By: Rhonda Nelson
LIT 319-X1511 Shakespeare
The very important key thematic issue in William Shakespeare’s Othello would have to be Identity. The ambivalence and inconsistency in Othello’s awareness of his nature and identity in his effort of training and making himself into a unrelated culture whereas he seeks to integrate himself into mainstream Venetian society as a “Moor” eventually leads to his path of destruction. Phillip Butcher wrote an article called “Othello’s Racial Identity” where he talks about the Moors entering Spain in force in roughly 711. ‘The Spanish applied the term Moor to people of Arabian, Syrian and African descent without regard for their racial differences’ (Butcher 243). The one question we must ask though is how does race function in this famous play by William Shakespeare where the identity of Othello became the appearance of a black man?

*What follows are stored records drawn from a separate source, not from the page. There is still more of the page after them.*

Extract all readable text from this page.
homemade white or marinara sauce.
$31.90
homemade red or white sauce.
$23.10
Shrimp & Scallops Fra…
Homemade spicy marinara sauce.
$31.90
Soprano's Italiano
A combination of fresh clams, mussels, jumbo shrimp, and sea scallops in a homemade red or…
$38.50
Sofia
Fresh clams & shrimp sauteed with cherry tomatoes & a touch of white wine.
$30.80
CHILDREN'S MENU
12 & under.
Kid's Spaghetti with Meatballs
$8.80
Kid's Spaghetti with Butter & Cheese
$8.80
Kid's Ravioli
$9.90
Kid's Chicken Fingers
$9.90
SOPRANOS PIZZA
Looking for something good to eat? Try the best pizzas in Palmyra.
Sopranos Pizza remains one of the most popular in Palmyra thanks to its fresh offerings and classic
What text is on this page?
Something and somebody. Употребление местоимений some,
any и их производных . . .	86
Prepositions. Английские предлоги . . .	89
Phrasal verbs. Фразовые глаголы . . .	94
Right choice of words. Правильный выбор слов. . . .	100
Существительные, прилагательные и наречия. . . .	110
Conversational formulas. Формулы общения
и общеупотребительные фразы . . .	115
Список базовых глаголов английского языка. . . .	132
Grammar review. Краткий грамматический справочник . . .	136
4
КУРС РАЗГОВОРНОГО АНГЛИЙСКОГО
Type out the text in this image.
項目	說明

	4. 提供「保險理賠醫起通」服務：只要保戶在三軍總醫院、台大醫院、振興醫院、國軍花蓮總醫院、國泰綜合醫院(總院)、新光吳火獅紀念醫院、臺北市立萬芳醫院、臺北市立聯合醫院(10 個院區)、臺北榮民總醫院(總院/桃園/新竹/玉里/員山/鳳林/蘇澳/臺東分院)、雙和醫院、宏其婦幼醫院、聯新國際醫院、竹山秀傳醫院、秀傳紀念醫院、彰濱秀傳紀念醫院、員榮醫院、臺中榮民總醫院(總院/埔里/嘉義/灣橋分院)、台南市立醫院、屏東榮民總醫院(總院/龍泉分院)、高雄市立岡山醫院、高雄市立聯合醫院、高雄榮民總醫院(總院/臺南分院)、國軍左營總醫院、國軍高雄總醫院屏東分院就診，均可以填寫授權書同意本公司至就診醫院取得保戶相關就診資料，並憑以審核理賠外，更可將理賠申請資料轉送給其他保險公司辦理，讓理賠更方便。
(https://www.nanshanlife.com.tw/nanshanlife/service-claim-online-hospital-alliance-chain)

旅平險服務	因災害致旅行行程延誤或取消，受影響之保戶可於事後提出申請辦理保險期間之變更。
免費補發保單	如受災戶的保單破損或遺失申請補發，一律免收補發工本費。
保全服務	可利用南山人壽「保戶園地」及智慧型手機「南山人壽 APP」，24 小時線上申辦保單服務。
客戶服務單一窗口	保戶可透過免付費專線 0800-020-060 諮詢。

Othello’s awareness of identity differs greatly from Iago’s in that he saw everyone differently, also he had a completely different identity to that of his friend. Othello is a combination of impressiveness and weakness, which could be taken as being an oxymoron but through research and conjecture can be proven. In the play Othello says ‘I am an honorable murderer’(Act V.2, 299). To a certain extent, he was a great man in that he was a illustrious warrior having earned the title of General. To attain such a commendation was a great feat to be sure, but was even more impressive due to the fact that Othello was originally a slave from Africa. His perception of the public was that of an outsider because of his insecurities in himself, and as accepted as he was, he was also cut off in a way from the people in his life.

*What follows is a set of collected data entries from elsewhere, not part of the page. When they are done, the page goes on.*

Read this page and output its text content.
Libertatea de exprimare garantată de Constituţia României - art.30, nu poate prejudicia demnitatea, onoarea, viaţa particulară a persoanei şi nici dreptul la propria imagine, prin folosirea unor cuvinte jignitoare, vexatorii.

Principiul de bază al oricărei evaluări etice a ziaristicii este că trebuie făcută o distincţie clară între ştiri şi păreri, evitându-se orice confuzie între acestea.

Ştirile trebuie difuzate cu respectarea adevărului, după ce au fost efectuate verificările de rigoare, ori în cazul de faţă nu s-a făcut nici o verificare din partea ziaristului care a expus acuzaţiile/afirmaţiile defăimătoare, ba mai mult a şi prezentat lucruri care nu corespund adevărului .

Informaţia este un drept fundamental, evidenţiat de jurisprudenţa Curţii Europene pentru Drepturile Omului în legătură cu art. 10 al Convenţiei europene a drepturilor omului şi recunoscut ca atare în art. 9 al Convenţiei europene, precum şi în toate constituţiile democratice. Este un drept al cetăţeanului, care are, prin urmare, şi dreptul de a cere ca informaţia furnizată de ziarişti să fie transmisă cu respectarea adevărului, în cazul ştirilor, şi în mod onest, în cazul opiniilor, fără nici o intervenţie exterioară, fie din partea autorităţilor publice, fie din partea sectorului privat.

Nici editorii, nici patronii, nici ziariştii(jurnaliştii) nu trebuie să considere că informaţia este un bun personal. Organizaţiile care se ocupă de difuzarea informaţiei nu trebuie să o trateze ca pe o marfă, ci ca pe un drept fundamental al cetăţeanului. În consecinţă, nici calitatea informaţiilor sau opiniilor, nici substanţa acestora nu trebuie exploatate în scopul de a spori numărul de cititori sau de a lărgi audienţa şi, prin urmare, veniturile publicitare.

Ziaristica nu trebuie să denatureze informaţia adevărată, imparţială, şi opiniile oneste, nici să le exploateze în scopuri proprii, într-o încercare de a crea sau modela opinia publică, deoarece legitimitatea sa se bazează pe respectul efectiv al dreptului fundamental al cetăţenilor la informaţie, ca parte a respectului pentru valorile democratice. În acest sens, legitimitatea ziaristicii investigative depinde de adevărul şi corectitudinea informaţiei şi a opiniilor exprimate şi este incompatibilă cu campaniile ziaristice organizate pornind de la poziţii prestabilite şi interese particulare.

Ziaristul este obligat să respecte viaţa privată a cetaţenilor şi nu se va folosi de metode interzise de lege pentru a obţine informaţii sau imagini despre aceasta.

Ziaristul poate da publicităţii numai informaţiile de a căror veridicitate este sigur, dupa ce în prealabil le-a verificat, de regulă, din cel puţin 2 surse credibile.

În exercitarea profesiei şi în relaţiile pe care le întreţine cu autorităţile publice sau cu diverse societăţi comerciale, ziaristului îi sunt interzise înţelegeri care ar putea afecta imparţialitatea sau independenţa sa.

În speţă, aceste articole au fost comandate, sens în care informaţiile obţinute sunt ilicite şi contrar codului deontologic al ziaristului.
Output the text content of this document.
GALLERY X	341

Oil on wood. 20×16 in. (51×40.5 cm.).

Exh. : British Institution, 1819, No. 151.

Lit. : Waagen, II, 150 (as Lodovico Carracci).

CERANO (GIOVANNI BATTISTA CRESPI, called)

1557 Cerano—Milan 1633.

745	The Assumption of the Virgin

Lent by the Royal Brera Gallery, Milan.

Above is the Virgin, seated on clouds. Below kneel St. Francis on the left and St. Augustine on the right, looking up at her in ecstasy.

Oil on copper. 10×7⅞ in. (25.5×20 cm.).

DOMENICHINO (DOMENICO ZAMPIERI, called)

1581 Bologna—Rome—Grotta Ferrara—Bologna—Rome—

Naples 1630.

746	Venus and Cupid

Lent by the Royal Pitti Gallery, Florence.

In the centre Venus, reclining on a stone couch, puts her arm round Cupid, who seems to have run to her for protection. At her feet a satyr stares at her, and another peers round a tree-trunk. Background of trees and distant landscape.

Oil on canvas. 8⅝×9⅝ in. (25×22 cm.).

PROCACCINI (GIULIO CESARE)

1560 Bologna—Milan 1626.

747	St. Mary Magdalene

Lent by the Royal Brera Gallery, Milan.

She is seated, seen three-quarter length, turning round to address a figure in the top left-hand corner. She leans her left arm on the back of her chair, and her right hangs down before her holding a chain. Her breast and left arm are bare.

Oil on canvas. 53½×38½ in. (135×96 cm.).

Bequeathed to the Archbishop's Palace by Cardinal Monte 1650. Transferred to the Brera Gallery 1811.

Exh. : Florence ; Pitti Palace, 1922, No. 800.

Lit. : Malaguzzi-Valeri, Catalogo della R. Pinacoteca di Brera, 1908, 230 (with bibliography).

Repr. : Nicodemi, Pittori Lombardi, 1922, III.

His uncertain entry into the white Venetian world, which was supposed to be secured with his marriage to Desdemona, is in fact ruptured by that same relationship. It is the main catalyst in contradictions to his self-conception. With that being said, instead of a unified hero, we get a broken hero with paranoid schizophrenic tendancies.
Not only was Othello different in origin, his skin color served as a constant reminder to others that he did not originate where they did. We can see this in the way people spoke about Othello and the way he was treated while amongst them. Iago, one of the most memorable characters of the play said ‘an old black ram … tupping your white ewe’(I. i. 88-89). By saying this, Iago has successfully objectified Othello likeing him to having no more than animal instinct. Iago and Rodrigo begin shaping Othello’s racialized identity with those words, and they do it throughout the play by their language used.
However, despite racism being used against him, other people see him as a great and honorable man. ‘Here comes Barbantino and the valiant Moor’(Act I.3, 47). He not only posseses great character and dignity when he is being accused of witchcraft by the senators, but also when Barbantino confronts him about the engagement to Desdemona. ‘Most potent, grave, and reverend signors, My very noble and approved good masters; That I have ta'en away this old man's daughter, It is most true; true I have married her. The very head and front of my offending Hath the extent, no more. Rude I am in my speech, And little blessed with the soft phrase of peace’(Act I.3, 76-82).
Through social semiotics, Othello is not only subjugated, but objectified, racialized and outcast throughout the play. “All aspects of culture possess a semiotic value … it is these perceived-accepted suffered cultural objects which semiotics sets out to interrogate and decipher” (Hebdige1993), writes Dick Hebdige in his article “From Culture to Hegemony”. So he is not only a black man or Moor; his identity is shaped by the fact he is a black man involved with nobility and that he is joining a space already occupied by different divisions of class.